A grande problemática do ter
O simples fato de querermos possuir algo que nos é tangível e comensurável não trás em si nenhum problema, pois como seres pensantes num mundo, até certo ponto, gerido pela mídia, nosso pensar certas horas se foca nos apelos dessa nova igreja, que nos catequiza nos mandamentos do possuir, sendo assim, é mais que normal esta necessidade existir, e sendo assim, cabe ser saciada, o problema surge quando esta necessidade atinge patamares mais elevados, tornando-se assim, parte integrante do nosso pensar, que deixa de ser um ser livre para tornar-se algo que se une com uma criatura estranha a esse, visto que o pensar, primeiramente não tem vínculo com a necessidade de possuir aquilo que supre suas necessidades primárias.
A vontade da posse aos poucos, como um fungo, cresce tomando conta de todo o corpo onde se instalou, mas sendo pior que mero fungo, ele passa a estabelecer um elo mais íntimo com seus hospeiro, tornando-se uno para com ele, alimentando-se daquilo que ele produz, e sempre exigindo mais; felizmente esse ser, aparentemente vil, pode ter um outro uso, pois se sempre vigiado e podado pode vir a ser usado como um estimulante para o sistema imunológico, deixando-o sempre alerta contra ameaças externas, mas este elo por ser tão estreito pode se converter em algo menos nobre para aquele que o deixou fazer morada em si.
Na nossa sociedade ocidental-capitalista-consumista que nos induz a criar mais e mais necessidades desnecessárias é sempre útil não se deixar levar por aquilo que não nos é útil e que nada nos trará, além de um buraco no orçamento mensal, para no fim gerar uma desvirtuação do que é realmente necessário, e o que viria a ser realmente necessário, poderiam me perguntar, pois bem, é tudo aquilo que nos é essencial, é só imaginar que tudo que temos está num navio e ele está afundando e temos poucos minutos para pegarmos tudo que nos será importante para sobreviver, provavelmente as cinco primeiras coisas escolhidas principais, as demais, que mesmo podendo ser descartadas em primeiro plano, também são úteis, como um pouco de conforto, que pode ser um item secundário, por mais radical que possa ser, este exemplo serve para ilustrar o quanto de trivialidades que temos nos rodeia. Claro que um pouco de mimo é bem vindo, afinal de contas existem certos itens que nos proporcionam um bem estar.

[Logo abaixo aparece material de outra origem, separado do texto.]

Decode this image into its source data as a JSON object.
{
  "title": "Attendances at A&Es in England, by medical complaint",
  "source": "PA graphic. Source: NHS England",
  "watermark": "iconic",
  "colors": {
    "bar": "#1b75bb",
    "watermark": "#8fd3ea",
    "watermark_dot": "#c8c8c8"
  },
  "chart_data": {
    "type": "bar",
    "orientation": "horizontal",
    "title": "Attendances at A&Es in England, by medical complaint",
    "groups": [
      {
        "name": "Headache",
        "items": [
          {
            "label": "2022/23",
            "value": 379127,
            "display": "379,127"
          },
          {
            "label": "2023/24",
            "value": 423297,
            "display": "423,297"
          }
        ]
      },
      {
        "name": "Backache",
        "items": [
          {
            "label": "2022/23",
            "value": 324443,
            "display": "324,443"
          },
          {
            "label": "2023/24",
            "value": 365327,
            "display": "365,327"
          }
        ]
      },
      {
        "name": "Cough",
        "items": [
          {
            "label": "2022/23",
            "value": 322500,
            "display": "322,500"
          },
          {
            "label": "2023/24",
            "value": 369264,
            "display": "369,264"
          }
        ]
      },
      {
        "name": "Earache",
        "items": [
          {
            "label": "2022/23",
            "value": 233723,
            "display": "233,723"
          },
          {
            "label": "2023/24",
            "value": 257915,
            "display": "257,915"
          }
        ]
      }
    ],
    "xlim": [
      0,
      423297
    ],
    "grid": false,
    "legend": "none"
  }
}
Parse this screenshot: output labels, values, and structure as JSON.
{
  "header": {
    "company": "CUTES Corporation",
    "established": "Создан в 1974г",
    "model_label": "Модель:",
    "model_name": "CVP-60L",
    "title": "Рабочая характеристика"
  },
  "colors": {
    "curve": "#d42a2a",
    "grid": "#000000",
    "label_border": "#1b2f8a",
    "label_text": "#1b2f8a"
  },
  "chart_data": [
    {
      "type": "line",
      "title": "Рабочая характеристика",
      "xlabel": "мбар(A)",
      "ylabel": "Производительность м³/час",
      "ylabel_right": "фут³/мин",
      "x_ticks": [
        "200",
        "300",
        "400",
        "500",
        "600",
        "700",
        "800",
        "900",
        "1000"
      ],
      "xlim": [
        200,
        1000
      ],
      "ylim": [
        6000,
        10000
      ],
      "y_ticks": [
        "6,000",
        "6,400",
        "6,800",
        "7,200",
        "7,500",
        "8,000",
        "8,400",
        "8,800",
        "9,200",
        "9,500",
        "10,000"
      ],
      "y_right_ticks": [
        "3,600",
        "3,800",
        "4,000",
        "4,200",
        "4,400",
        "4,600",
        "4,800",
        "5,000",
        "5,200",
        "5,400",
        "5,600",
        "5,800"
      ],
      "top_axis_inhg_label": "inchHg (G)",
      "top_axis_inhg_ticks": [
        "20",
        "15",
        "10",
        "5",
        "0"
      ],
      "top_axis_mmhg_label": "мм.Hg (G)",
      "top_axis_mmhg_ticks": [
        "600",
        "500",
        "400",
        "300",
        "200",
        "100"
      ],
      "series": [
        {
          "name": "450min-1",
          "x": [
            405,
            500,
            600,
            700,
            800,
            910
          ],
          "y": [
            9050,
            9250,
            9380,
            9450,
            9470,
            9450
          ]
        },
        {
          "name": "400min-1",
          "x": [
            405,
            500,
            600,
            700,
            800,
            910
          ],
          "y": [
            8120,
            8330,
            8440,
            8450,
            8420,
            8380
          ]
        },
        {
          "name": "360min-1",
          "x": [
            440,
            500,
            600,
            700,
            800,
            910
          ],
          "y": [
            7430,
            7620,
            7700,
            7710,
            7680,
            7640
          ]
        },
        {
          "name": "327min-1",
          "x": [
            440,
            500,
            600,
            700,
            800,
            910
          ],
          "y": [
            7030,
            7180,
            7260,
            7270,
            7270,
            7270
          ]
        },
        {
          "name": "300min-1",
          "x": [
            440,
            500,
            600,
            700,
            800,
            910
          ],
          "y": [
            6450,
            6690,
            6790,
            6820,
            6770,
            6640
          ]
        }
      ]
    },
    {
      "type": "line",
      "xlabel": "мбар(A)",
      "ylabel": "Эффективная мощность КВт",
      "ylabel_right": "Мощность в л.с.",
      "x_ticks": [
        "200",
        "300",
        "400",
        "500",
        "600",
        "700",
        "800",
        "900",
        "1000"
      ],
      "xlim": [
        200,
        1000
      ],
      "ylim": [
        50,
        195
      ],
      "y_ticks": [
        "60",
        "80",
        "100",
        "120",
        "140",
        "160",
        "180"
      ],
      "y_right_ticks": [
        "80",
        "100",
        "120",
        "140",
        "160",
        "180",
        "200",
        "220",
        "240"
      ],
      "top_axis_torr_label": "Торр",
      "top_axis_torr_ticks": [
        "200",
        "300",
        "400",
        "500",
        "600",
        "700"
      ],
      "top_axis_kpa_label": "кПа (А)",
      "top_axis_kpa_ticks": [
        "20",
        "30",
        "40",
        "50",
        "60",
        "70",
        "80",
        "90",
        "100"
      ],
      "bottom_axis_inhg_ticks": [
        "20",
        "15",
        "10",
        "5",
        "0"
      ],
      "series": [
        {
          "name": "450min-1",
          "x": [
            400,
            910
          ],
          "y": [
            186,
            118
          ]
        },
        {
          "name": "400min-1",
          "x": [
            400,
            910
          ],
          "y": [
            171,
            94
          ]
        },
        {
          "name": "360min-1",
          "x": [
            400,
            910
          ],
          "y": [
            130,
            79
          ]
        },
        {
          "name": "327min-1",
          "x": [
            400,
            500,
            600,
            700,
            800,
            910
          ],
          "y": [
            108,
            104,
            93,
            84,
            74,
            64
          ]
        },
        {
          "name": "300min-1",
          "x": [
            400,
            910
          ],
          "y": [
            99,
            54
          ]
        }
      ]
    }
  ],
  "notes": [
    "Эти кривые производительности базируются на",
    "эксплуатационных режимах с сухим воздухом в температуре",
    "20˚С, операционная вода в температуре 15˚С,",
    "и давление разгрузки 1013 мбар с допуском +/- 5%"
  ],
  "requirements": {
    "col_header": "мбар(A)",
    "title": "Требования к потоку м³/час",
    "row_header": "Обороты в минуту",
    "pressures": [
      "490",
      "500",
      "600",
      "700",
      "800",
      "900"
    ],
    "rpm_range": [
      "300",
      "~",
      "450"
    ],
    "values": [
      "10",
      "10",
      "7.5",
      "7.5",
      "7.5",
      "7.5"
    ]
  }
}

Consumir e ter é importante, desde que se saiba o por que e o para que se precisa do objeto desejado, por vezes adquirido, para no fim não levar para casa algo que no fim virá a ser um erva daninha, e como tal, criará raízes profundas e que crescem velozmente. É praticamente impossível resistir ao que vemos e ao que somos induzidos a desejar, ainda mais quando nos deixamos ser levados a ter tal desejo, seja para no fim gerar um certo status, que hoje é tão descartável quanto qualquer lenço de papel, seja para nutrir e efemeramente saciar um desejo auto-renovável, ou por outro motivo qualquer que não terá qualquer motivo para existir, a não ser o de saciar o âmago e o orgulho de mostrar que se tem a capacidade de fomentar um fogão a lenha que sempre mede mais carvão, e que possui o objeto de transitório desejo.
A grande problemática do ter é nos colocar numa eterna espiral onde quanto mais queremos e buscamos ter, mais nos tornamos pobres, não, somente, financeiramente, mas por deixarmos de lado aquilo que de mais belo temos, as nossas relações com os outros e com nós mesmos, e o conhecimento que adquiriremos destas relações, que como não podem ser comprados (exceto em sua versão simulada e por sua vez falsificada), não "nos" desperta interesse.
No fim nos tornamos um ser de muitas posses mas de pouco conhecimento, e aí entra a indagação, de que adianta ter tudo se não tenho o conhecimento, e por sua vez a sabedoria, de dar uma finalidade útil a tudo que tenho? A nos atrelarmos a isto nos esquecemos de uma coisa, tudo que temos um dia será tirado de nós, seja pela deterioração do bem (no sentido mais amplo da palavra), seja por nosso aniquilamento existencial desta existência com a morte, ou desencarne, como preferirem chamar, deixando tudo aquilo que um dia possuímos para as gerações vindouras, quando o mais importante é deixar um legado, pois este é eterno, na medida em que é gerado e renovado.